Additionally, these proposed 2006 guidelines changes in OR air distribution are the first major changes in more than 20 years. It will take time for state or local building codes to adopt the new guidelines.
For some mechanical engineers and facility owners, this proposed change may mean business as usual, as their standard design practices already take into account the changes proposed in the 2006 guidelines.
Regardless, these requirements will potentially impact the way surgical room engineers design future ORs, as the options available to the designers are now limited.
Design engineers, architects and facility owners need to anticipate the necessary changes to accommodate surgical equipment on the ceiling, along with specified materials and additional construction costs.

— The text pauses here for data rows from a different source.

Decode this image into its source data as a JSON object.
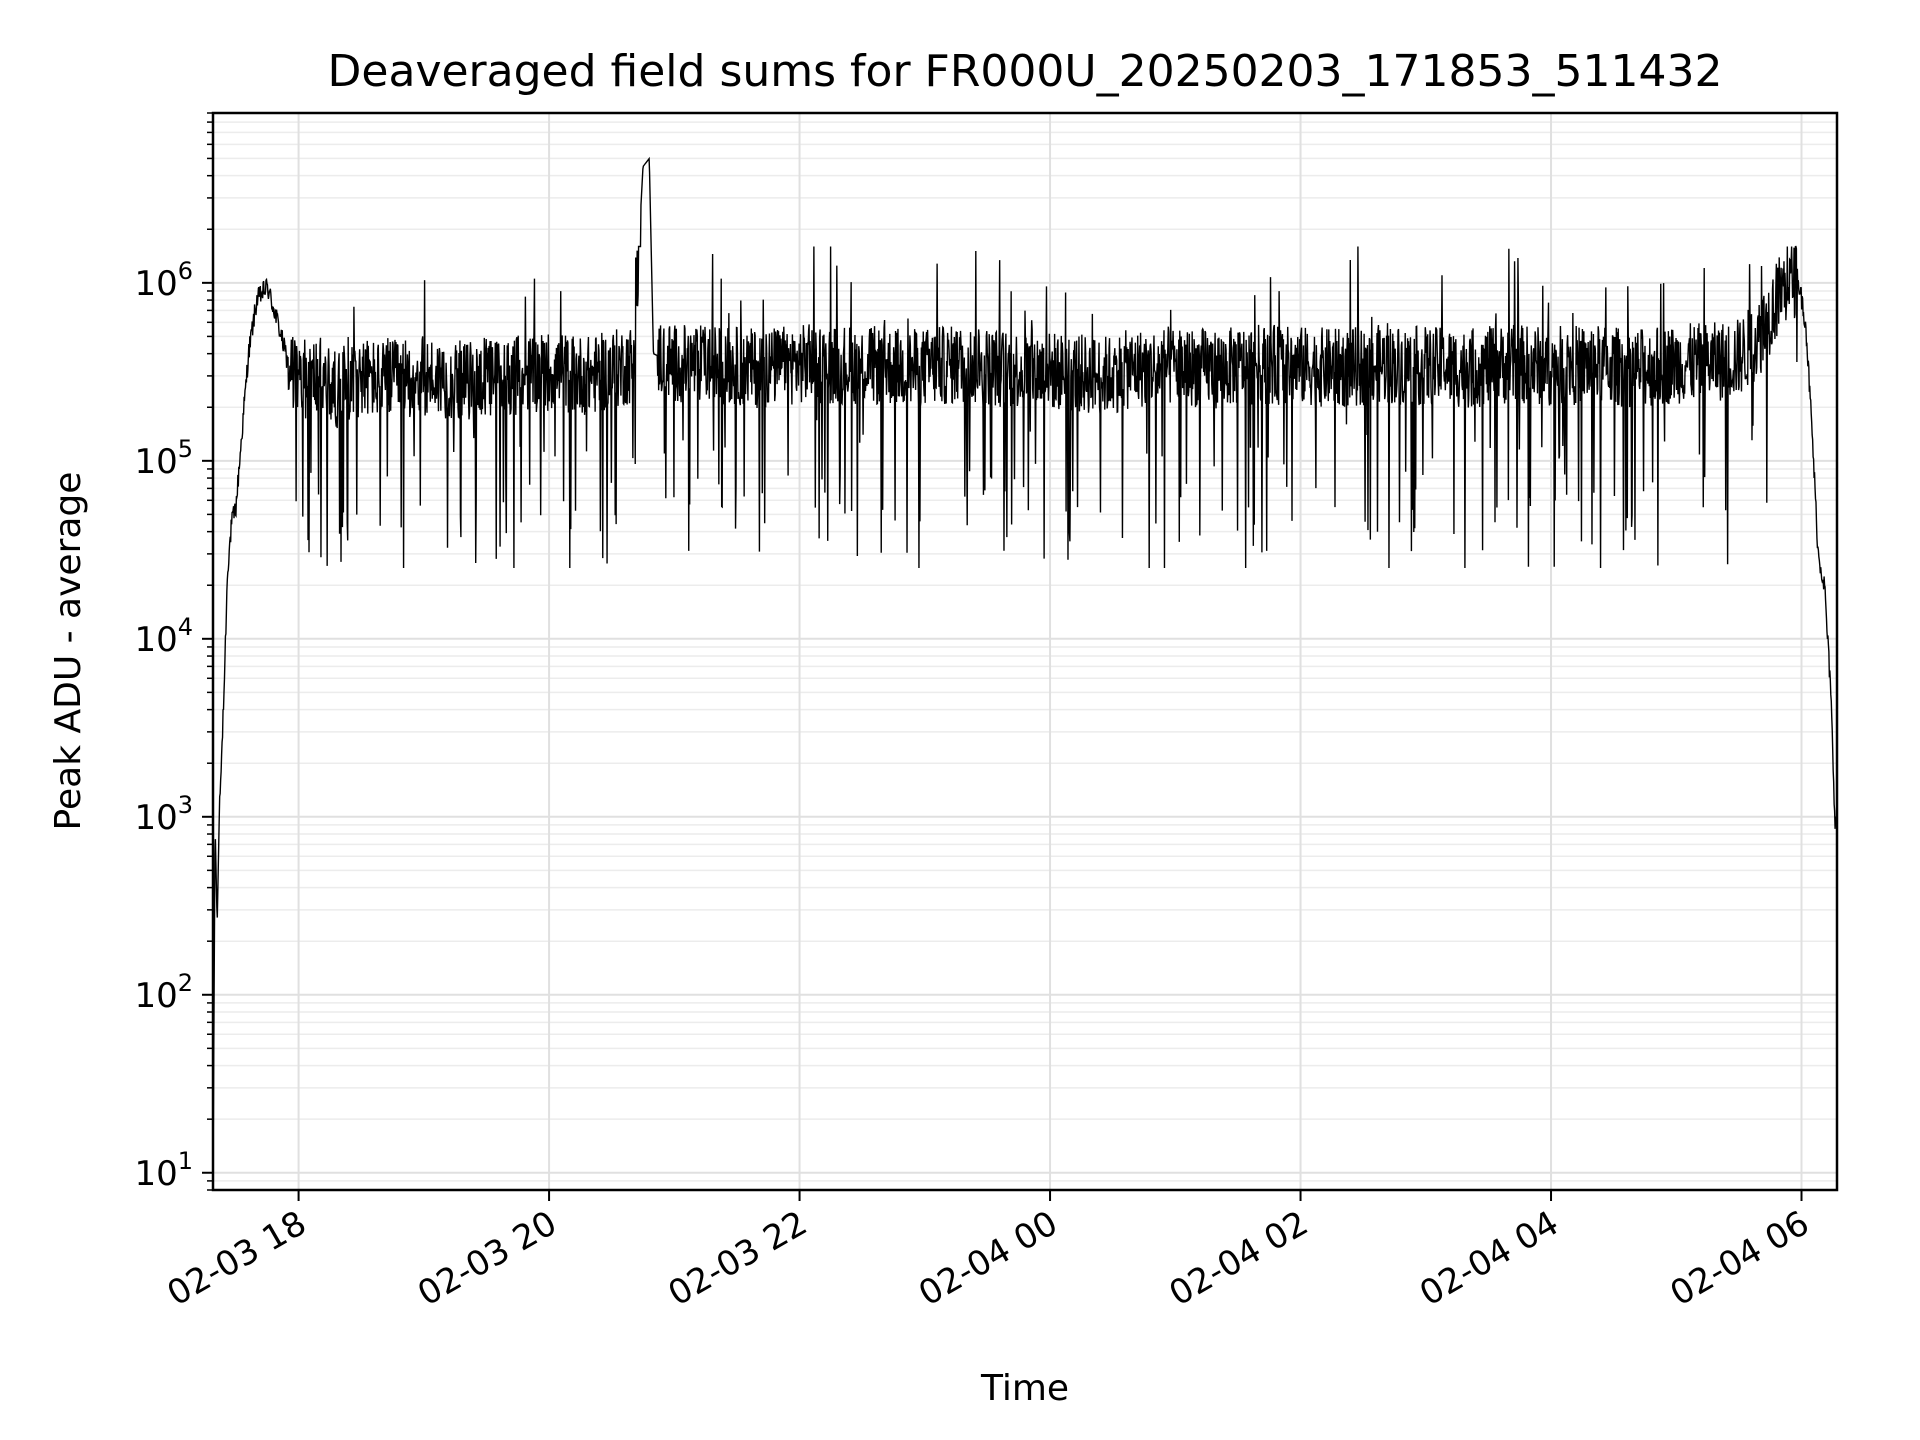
{
  "chart_data": {
    "type": "line",
    "title": "Deaveraged field sums for FR000U_20250203_171853_511432",
    "xlabel": "Time",
    "ylabel": "Peak ADU - average",
    "yscale": "log",
    "grid": true,
    "line_color": "#000000",
    "xlim": [
      "2025-02-03 17:19",
      "2025-02-04 06:17"
    ],
    "ylim": [
      8,
      9000000
    ],
    "x_ticks": [
      "2025-02-03 18:00",
      "2025-02-03 20:00",
      "2025-02-03 22:00",
      "2025-02-04 00:00",
      "2025-02-04 02:00",
      "2025-02-04 04:00",
      "2025-02-04 06:00"
    ],
    "x_tick_labels": [
      "02-03 18",
      "02-03 20",
      "02-03 22",
      "02-04 00",
      "02-04 02",
      "02-04 04",
      "02-04 06"
    ],
    "y_ticks": [
      10,
      100,
      1000,
      10000,
      100000,
      1000000
    ],
    "y_tick_labels": [
      {
        "base": "10",
        "exp": "1"
      },
      {
        "base": "10",
        "exp": "2"
      },
      {
        "base": "10",
        "exp": "3"
      },
      {
        "base": "10",
        "exp": "4"
      },
      {
        "base": "10",
        "exp": "5"
      },
      {
        "base": "10",
        "exp": "6"
      }
    ],
    "series": [
      {
        "x": [
          "2025-02-03 17:19",
          "2025-02-03 17:20",
          "2025-02-03 17:21",
          "2025-02-03 17:22",
          "2025-02-03 17:24",
          "2025-02-03 17:26",
          "2025-02-03 17:28",
          "2025-02-03 17:30",
          "2025-02-03 17:33",
          "2025-02-03 17:36",
          "2025-02-03 17:40",
          "2025-02-03 17:45",
          "2025-02-03 17:50",
          "2025-02-03 17:55",
          "2025-02-03 18:00",
          "2025-02-03 18:10",
          "2025-02-03 18:17",
          "2025-02-03 18:30",
          "2025-02-03 18:40",
          "2025-02-03 19:00",
          "2025-02-03 19:20",
          "2025-02-03 19:40",
          "2025-02-03 20:00",
          "2025-02-03 20:20",
          "2025-02-03 20:40",
          "2025-02-03 20:45",
          "2025-02-03 20:48",
          "2025-02-03 20:50",
          "2025-02-03 21:00",
          "2025-02-03 21:20",
          "2025-02-03 21:40",
          "2025-02-03 22:00",
          "2025-02-03 22:20",
          "2025-02-03 22:40",
          "2025-02-03 22:55",
          "2025-02-03 23:20",
          "2025-02-03 23:40",
          "2025-02-04 00:00",
          "2025-02-04 00:25",
          "2025-02-04 00:40",
          "2025-02-04 01:00",
          "2025-02-04 01:20",
          "2025-02-04 01:40",
          "2025-02-04 02:00",
          "2025-02-04 02:20",
          "2025-02-04 02:40",
          "2025-02-04 03:00",
          "2025-02-04 03:20",
          "2025-02-04 03:40",
          "2025-02-04 04:00",
          "2025-02-04 04:20",
          "2025-02-04 04:40",
          "2025-02-04 05:00",
          "2025-02-04 05:20",
          "2025-02-04 05:30",
          "2025-02-04 05:40",
          "2025-02-04 05:50",
          "2025-02-04 05:58",
          "2025-02-04 06:02",
          "2025-02-04 06:05",
          "2025-02-04 06:08",
          "2025-02-04 06:11",
          "2025-02-04 06:14",
          "2025-02-04 06:16",
          "2025-02-04 06:17"
        ],
        "y": [
          9,
          900,
          250,
          1000,
          4000,
          25000,
          45000,
          55000,
          150000,
          400000,
          800000,
          950000,
          600000,
          350000,
          280000,
          300000,
          250000,
          300000,
          280000,
          300000,
          280000,
          300000,
          320000,
          300000,
          350000,
          4500000,
          5000000,
          400000,
          350000,
          350000,
          330000,
          350000,
          350000,
          340000,
          330000,
          350000,
          330000,
          320000,
          300000,
          330000,
          340000,
          330000,
          350000,
          340000,
          330000,
          350000,
          340000,
          330000,
          350000,
          340000,
          350000,
          330000,
          350000,
          360000,
          380000,
          500000,
          900000,
          1100000,
          600000,
          150000,
          30000,
          20000,
          5000,
          1000,
          800
        ]
      }
    ],
    "noise": {
      "description_values": "per-sample fluctuations seen in the original trace",
      "min_dip": 25000,
      "max_peak": 1600000
    }
  }
}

In the end, hopefully the increase in costs as a result of the new design standards may be balanced by fewer lawsuits associated with surgical-site infections. But because some SSIs may be caused by particles that enter the body through the wound site and should be preventable with better airflow in the surgical room and proper filtration, the proposed guidelines are in the best interest of health-care facilities and the patients they care for.